Jorge from Northern Virginia, aged 32, rented for a whole seven years before he bought a home in the spring.

He co-owns a restaurant, and had a salary of below 100k a year, but had already managed to pay off his student debt, which made the process a little easier and less stressful.

He could only afford a one-bedroom flat, and this was largely thanks to a housing program for low-income individuals wishing to get on the property ladder in the DC area.

He says it was a really long process, and he ended up having to simply choose a small apartment.

Saving for the down payment was difficult, but Jorge is thankful he has finally gotten onto the property ladder thanks to the association.

Without it, he would not have been able to do so.

Final Word

New homeowners are currently at an all-time low, at about one-third when the historical average is about 40%.
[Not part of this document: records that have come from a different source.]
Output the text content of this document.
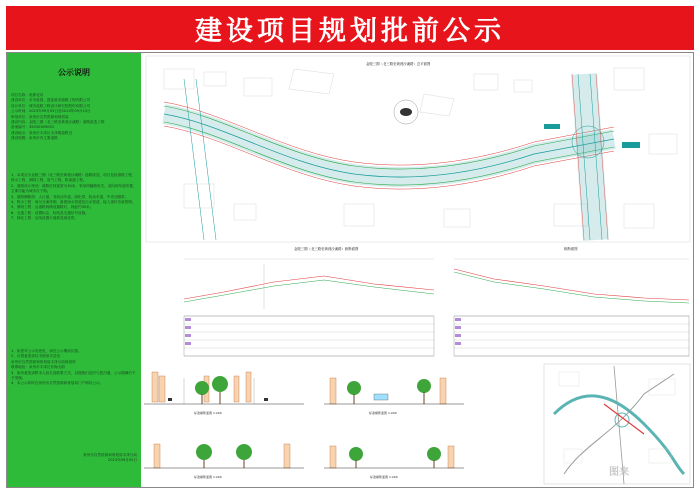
建设项目规划批前公示
公示说明
项目名称：电厦北站
建设单位：市市政园、建委政务道路工程有限公司
设计单位：城市道路工程设计研究院股份有限公司
公示时间：2023年09月05日至2023年09月15日
审批单位：泉州市自然资源和规划局
建设内容：金陵三期（北三路至黄巷沙溪路）道路改造工程
备案编号：35050309091
建设地点：泉州市丰泽区丰泽街道附近
建设规模：泉州市内主要道路
1、本项目为金陵三期（北三路至黄巷沙溪路）道路改造，项目包括道路工程、排水工程、照明工程、电气工程、防渗漏工程。
2、道路设计规划：道路红线宽度为30米，采用两幅路形式，双向四车道布置，主要功能为城市次干路。
3、道路横断面：人行道、非机动车道、绿化带、机动车道、中央分隔带。
4、排水工程：雨污分流体制，新建雨水管道及污水管道，接入现状市政管网。
5、照明工程：沿道路两侧设置路灯，间距约30米。
6、交通工程：设置标志、标线及交通信号设施。
7、绿化工程：沿线设置行道树及绿化带。
1、如您对公示有意见，请在公示期间反馈。
2、反馈意见请以书面形式送至：
泉州市自然资源和规划局丰泽分局规划科
联系地址：泉州市丰泽区东海大街
3、如有意见请附本人姓名及联系方式，以便我们及时与您沟通，公示期满后不予受理。
4、本公示同时在泉州市自然资源和规划局门户网站公示。
泉州市自然资源和规划局丰泽分局
2023年09月05日
金陵三期（北三路至黄巷沙溪路）总平面图
金陵三期（北三路至黄巷沙溪路）纵断面图	纵断面图
标准横断面图 1:200	标准横断面图 1:200
标准横断面图 1:200	标准横断面图 1:200	图来
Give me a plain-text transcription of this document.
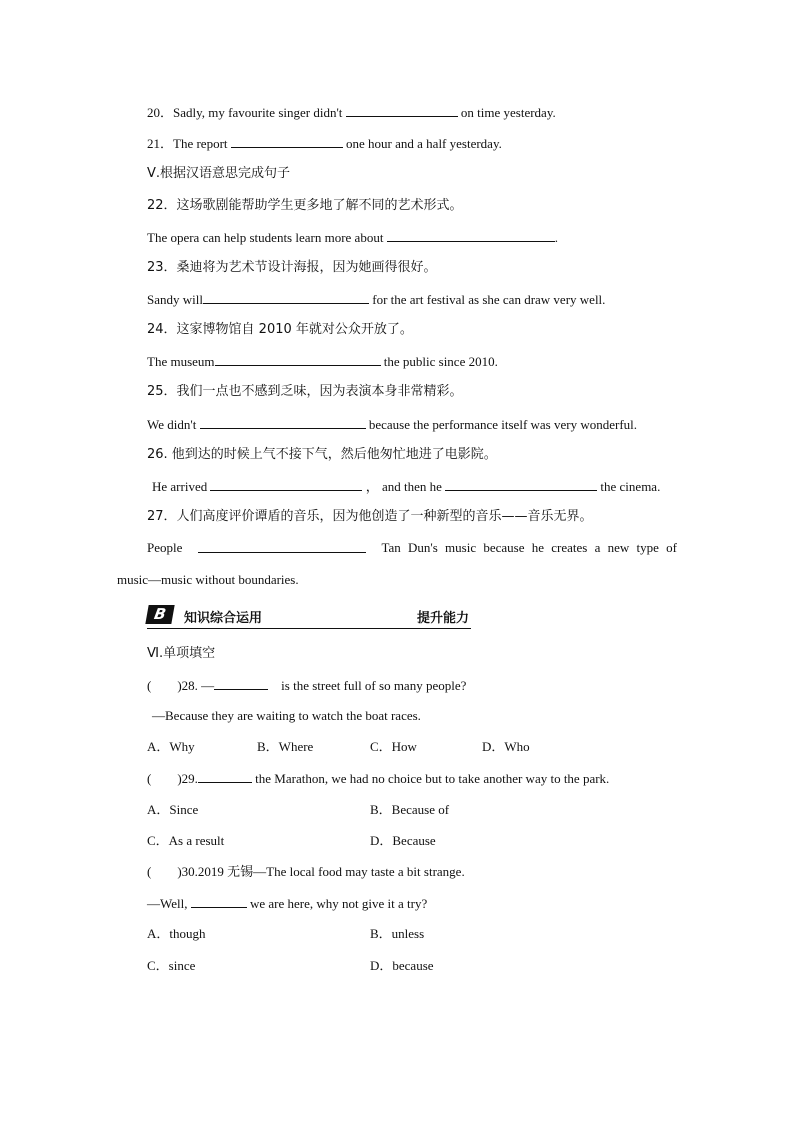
20．Sadly, my favourite singer didn't	on time yesterday.
21．The report	one hour and a half yesterday.
Ⅴ.根据汉语意思完成句子
22．这场歌剧能帮助学生更多地了解不同的艺术形式。
The opera can help students learn more about	.
23．桑迪将为艺术节设计海报，因为她画得很好。
Sandy will	for the art festival as she can draw very well.
24．这家博物馆自 2010 年就对公众开放了。
The museum	the public since 2010.
25．我们一点也不感到乏味，因为表演本身非常精彩。
We didn't	because the performance itself was very wonderful.
26. 他到达的时候上气不接下气，然后他匆忙地进了电影院。
He arrived	， and then he	the cinema.
27．人们高度评价谭盾的音乐，因为他创造了一种新型的音乐——音乐无界。
People	Tan Dun's music because he creates a new type of
music—music without boundaries.
B	知识综合运用	提升能力
Ⅵ.单项填空
(　　)28. —	is the street full of so many people?
—Because they are waiting to watch the boat races.
A．Why	B．Where	C．How	D．Who
(　　)29.	the Marathon, we had no choice but to take another way to the park.
A．Since	B．Because of
C．As a result	D．Because
(　　)30.2019 无锡—The local food may taste a bit strange.
—Well,	we are here, why not give it a try?
A．though	B．unless
C．since	D．because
Higher costs of construction have shifted building trends to more upmarket projects rather than affordable homes, pushing those at the bottom out of the housing market altogether.

The end of the graph shows construction flat-lining while the population continues to increase steadily:


Were the supply of homes at the lower spectrum of house prices built more, this would not be such a problem, but there just isn’t the political will to do this at the moment.

Another problem is easier international transfers as opposed to decades gone by, allowing the upper classes and elites in developing countries to buy homes as investments.

The flip side is that the higher prices are allowing more homeowners to consider selling.

61%, according to the survey introduced before, said that it was a good time to sell, an increase of 6% from the beginning of the year.

So if you have the funds, there is the will to sell.